Important correction: strict mode has zero trainable PyTorch parameters. The existing `pinpoint_backward()` path only calls `torch.autograd.grad()` for parameter groups. With no parameter groups, it could skip backward entirely, which means the custom ternary autograd hooks never run.

Fix in `train.py`:

```python
if not items:
    (loss_comps.total / grad_accum).backward()
```

This keeps strict true-ternary training connected to autograd even when there are no float parameters. The gradient captured by each `TernaryScaleTensor` is still exact per logical weight:

```text
grad_sign[n, k] = sign(sum_m grad_y[m, n] * x[m, k])
```

That per-weight gradient sign drives:

- `T_accum[n, k]` for exact ternary weight flips
- grouped `E_accum[n, group(k)]` / `E[n, group(k)]` for scale updates

So the update is per exact weight first, then grouped only at the scale field. That matches the intended split:

- `T` learns at individual weight resolution.
- `E` learns at group resolution because scale is shared by the group.
- LossComponent weights still affect the gradient field through `loss_comps.total`.

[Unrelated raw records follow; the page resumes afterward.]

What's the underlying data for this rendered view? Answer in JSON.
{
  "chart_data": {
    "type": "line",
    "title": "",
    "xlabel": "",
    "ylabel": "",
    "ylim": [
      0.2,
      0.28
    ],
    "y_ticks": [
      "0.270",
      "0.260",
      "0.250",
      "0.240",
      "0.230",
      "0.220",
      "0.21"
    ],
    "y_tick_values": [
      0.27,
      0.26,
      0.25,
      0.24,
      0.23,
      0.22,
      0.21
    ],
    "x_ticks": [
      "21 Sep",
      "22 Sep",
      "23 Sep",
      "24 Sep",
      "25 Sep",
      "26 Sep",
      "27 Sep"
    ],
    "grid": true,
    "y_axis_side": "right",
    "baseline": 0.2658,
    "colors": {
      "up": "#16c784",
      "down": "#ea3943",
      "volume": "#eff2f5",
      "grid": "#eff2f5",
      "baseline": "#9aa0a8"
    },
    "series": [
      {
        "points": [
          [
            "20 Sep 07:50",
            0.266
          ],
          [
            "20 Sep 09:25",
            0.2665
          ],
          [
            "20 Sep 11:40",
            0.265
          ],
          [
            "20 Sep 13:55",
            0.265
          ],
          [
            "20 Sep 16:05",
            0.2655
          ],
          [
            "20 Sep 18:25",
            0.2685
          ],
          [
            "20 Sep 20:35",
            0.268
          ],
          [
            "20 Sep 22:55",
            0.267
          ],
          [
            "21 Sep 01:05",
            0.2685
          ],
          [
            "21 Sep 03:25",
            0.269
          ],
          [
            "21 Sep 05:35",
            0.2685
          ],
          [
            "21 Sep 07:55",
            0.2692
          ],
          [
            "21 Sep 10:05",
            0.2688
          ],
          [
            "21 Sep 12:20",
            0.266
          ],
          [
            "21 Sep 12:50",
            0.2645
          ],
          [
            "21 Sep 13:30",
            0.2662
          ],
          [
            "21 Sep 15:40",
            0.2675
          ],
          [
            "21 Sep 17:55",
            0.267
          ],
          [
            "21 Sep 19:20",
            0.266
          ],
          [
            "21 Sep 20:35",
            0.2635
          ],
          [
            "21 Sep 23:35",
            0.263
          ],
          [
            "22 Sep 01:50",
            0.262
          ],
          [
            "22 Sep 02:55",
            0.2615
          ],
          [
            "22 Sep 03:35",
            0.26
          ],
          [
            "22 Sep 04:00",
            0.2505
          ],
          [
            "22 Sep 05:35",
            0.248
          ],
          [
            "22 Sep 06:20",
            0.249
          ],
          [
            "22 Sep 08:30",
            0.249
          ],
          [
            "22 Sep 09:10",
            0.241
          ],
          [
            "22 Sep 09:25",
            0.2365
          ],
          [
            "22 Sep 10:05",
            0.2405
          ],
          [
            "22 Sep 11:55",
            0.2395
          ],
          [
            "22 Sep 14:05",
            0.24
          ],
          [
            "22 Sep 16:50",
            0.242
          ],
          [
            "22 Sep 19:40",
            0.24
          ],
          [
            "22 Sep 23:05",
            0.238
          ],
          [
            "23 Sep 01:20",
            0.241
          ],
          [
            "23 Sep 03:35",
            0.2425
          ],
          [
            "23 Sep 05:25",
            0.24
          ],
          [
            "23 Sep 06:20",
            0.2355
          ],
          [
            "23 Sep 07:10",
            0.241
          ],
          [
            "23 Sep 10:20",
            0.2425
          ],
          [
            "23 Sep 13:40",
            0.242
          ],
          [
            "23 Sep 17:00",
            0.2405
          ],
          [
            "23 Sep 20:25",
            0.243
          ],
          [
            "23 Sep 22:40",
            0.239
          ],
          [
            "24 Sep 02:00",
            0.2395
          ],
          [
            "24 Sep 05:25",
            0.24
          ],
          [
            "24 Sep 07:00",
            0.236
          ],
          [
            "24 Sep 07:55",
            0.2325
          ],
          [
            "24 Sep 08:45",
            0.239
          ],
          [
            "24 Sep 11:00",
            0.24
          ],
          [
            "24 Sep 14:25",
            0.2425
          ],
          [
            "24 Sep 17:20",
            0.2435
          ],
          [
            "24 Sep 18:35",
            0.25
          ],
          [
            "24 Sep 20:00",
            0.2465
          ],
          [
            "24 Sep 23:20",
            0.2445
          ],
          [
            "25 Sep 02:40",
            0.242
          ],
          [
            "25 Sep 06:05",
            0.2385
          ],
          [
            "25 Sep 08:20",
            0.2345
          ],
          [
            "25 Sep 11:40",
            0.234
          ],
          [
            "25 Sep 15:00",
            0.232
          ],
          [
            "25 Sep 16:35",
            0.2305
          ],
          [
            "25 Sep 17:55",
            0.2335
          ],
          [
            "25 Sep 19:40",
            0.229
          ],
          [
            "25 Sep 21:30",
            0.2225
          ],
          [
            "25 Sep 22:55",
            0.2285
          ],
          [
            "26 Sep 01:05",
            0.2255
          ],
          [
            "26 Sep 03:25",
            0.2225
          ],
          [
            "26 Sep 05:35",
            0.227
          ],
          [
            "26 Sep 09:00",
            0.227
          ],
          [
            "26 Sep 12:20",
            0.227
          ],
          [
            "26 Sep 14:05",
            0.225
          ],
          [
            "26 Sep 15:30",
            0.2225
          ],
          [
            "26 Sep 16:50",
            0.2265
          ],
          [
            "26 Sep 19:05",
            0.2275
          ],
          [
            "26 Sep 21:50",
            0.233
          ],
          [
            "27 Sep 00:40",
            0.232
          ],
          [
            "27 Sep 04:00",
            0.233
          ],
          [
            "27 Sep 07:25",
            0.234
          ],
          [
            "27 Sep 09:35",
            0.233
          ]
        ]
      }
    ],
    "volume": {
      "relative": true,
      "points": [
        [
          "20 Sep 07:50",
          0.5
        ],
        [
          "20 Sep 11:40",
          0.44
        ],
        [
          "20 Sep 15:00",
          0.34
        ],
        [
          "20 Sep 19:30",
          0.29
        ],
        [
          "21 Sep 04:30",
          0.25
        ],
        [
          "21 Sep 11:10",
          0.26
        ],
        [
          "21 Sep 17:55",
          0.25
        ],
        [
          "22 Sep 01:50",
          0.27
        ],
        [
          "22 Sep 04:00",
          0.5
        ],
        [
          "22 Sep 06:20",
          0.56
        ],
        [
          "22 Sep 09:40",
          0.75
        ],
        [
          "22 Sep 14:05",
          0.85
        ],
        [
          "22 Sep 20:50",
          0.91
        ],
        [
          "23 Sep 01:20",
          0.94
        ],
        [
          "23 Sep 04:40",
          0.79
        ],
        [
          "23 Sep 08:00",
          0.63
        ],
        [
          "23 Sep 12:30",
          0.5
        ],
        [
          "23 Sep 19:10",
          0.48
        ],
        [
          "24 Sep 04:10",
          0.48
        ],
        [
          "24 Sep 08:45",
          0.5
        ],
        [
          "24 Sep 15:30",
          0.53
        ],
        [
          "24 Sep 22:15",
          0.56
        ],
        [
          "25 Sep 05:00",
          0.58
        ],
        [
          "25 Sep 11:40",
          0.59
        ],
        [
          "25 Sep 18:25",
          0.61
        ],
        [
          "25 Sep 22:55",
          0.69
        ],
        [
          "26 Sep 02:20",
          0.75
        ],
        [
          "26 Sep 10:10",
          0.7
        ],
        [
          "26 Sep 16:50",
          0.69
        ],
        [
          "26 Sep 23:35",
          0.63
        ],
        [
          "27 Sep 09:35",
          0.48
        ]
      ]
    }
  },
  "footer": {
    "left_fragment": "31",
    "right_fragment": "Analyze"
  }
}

Current limitation: in strict mode, component-specific routing does not separately update different ternary module groups, because there are no trainable parameter groups to target. It applies the weighted total loss to all ternary hooks. A future improvement would add ternary module groups to the LossComponent routing map so component losses can be backpropagated separately into selected ternary modules while still avoiding float parameters.

## Next Checks

1. Verify strict training mutates:
   - `T_packed`
   - `T_accum`
   - `E_accum`
   - `E` after enough scale updates
2. Track loss with:

```text
--strict_ternary --scale_update_interval 1
```

and compare against interval `4`.

3. If `E` still moves too slowly, reduce `_e_accum_threshold` to `2` for selected layers.
4. If `E` moves too violently, raise `_e_accum_threshold` to `8`.